Wenn wir das eine Weile machen, kommen wir zu dem Schluss, ich bin – ja klar, ich bin, Lhündrub, ja ich bin da, klar, ich bin. Aber ich bin auf eine Art und Weise, die sich dem Zugriff des Intellekts entzieht.
Dies bewahrt uns vor dem Fehler, die traumgleichen Erscheinungen aus der Ichperspektive eines Filmzuschauers zu betrachten. Ein großer Fehler, der sich einstellen kann, ist nämlich, dass wir gar nicht bemerken, dass wir selbst Teil dieses sich ständig wandelnden Filmes sind und es uns in einer Ichperspektive einrichten. Alles um uns herum ist wie der Film auf einer Leinwand, aber ich selbst bin das konstante Etwas, das alles betrachtet. Das ist ein Irrtum.

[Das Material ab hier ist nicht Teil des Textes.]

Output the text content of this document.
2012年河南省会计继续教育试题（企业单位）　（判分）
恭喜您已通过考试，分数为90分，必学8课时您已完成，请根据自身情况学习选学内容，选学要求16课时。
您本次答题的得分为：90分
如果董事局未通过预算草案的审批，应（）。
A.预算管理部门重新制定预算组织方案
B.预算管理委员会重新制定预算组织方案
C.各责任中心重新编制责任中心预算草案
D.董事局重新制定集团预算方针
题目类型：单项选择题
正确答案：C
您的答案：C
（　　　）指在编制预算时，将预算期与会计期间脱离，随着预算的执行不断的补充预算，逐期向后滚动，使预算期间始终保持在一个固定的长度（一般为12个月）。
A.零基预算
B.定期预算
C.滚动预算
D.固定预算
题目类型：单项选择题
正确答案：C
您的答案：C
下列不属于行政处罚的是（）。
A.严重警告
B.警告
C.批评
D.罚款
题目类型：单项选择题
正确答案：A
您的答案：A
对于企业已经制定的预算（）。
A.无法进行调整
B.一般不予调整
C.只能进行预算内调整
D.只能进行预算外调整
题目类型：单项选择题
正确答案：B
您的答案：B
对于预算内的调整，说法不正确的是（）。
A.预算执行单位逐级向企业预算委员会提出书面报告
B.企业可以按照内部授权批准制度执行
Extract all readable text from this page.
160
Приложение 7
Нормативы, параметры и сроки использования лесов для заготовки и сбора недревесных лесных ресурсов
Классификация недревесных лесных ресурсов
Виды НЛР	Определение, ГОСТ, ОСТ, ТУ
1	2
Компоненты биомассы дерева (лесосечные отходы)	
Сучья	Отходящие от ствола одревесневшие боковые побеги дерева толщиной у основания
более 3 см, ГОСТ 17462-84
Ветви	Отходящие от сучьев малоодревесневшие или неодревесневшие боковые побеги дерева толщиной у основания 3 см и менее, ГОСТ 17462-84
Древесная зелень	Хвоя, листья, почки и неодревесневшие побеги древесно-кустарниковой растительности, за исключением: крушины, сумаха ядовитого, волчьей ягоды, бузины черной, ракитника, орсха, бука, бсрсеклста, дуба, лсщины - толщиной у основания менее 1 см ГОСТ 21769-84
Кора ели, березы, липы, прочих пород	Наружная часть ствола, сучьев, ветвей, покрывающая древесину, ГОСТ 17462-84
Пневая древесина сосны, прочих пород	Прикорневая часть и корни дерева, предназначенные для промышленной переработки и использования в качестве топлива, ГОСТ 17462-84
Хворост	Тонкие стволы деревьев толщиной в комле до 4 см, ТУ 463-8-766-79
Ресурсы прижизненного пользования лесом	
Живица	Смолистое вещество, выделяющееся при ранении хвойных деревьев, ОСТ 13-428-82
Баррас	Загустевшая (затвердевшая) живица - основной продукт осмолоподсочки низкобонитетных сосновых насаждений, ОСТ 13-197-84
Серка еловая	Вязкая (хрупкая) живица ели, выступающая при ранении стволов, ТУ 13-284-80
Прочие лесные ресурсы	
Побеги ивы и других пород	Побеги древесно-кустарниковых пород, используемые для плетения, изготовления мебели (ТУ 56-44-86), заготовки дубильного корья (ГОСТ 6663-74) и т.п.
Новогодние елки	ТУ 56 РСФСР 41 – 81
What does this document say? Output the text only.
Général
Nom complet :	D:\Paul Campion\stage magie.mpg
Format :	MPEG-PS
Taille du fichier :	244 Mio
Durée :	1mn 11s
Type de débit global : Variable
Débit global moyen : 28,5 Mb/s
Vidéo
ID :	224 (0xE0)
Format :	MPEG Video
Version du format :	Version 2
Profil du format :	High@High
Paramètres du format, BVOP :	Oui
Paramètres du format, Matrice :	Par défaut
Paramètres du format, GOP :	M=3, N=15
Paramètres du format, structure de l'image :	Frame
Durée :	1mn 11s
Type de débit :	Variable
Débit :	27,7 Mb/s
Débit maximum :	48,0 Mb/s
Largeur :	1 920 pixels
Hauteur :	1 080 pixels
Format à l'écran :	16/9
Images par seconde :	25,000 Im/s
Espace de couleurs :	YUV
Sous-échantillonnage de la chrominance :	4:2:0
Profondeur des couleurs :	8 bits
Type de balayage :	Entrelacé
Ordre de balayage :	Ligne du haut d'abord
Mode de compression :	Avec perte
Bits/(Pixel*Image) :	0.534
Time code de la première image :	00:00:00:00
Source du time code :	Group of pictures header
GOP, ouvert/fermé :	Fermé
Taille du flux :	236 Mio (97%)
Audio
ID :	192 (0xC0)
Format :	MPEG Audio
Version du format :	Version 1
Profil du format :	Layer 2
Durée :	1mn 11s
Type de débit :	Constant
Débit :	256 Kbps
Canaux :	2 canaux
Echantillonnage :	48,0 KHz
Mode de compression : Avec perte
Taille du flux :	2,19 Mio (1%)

Jetzt schauen wir dieses Etwas an, das da so konstant und bleibend erscheint, und entdecken, ein ständiger Fluss von Gedanken, immer im Wandel, nicht greifbar, keine letzte Seele, keine letzte Essenz, die man greifen könnte – und wir sind Teil des ständig sich wandelnden Schauspiels. Da entsteht eine Leichtigkeit. Durch die Begegnung mit dem Nichtgreifbaren entsteht etwas, das letzten Endes zu einer viel tieferen Entspannung führt. Wir brauchen nicht immer unsere Existenz zu behaupten im Arbeiten mit einer vermeintlichen Außenwelt.
Ihr habt vielleicht die hinduistischen Unterweisungen gehört über „alles ist Maya“, „alles ist Illusion“. Ganz wichtig, dass derjenige, der das sagt, sich selbst als solches auch erkennt. Sonst entsteht genau dieses Problem des Filmzuschauers, der zwar weiß, was er für einen Film sieht, aber sich selbst total ernst nimmt. Und wenn man ihn ein bisschen piekt, dann ist nichts mehr mit Maya.
Frage: … Geht es darum, selbst den Beobachter immer wieder aufzulösen?
Immer zu merken, dass der Beobachter auch nur ein Gedanke ist, der sich einen Beobachtermantel umlegt.
Und das kann man durch Training sich immer wieder… Oh, einfach immer wieder hingucken! Versuch den Beobachter zu finden oder die Beobachterin. Wenn du das versuchst, wirst du diese Entdeckung machen. Zuverlässig.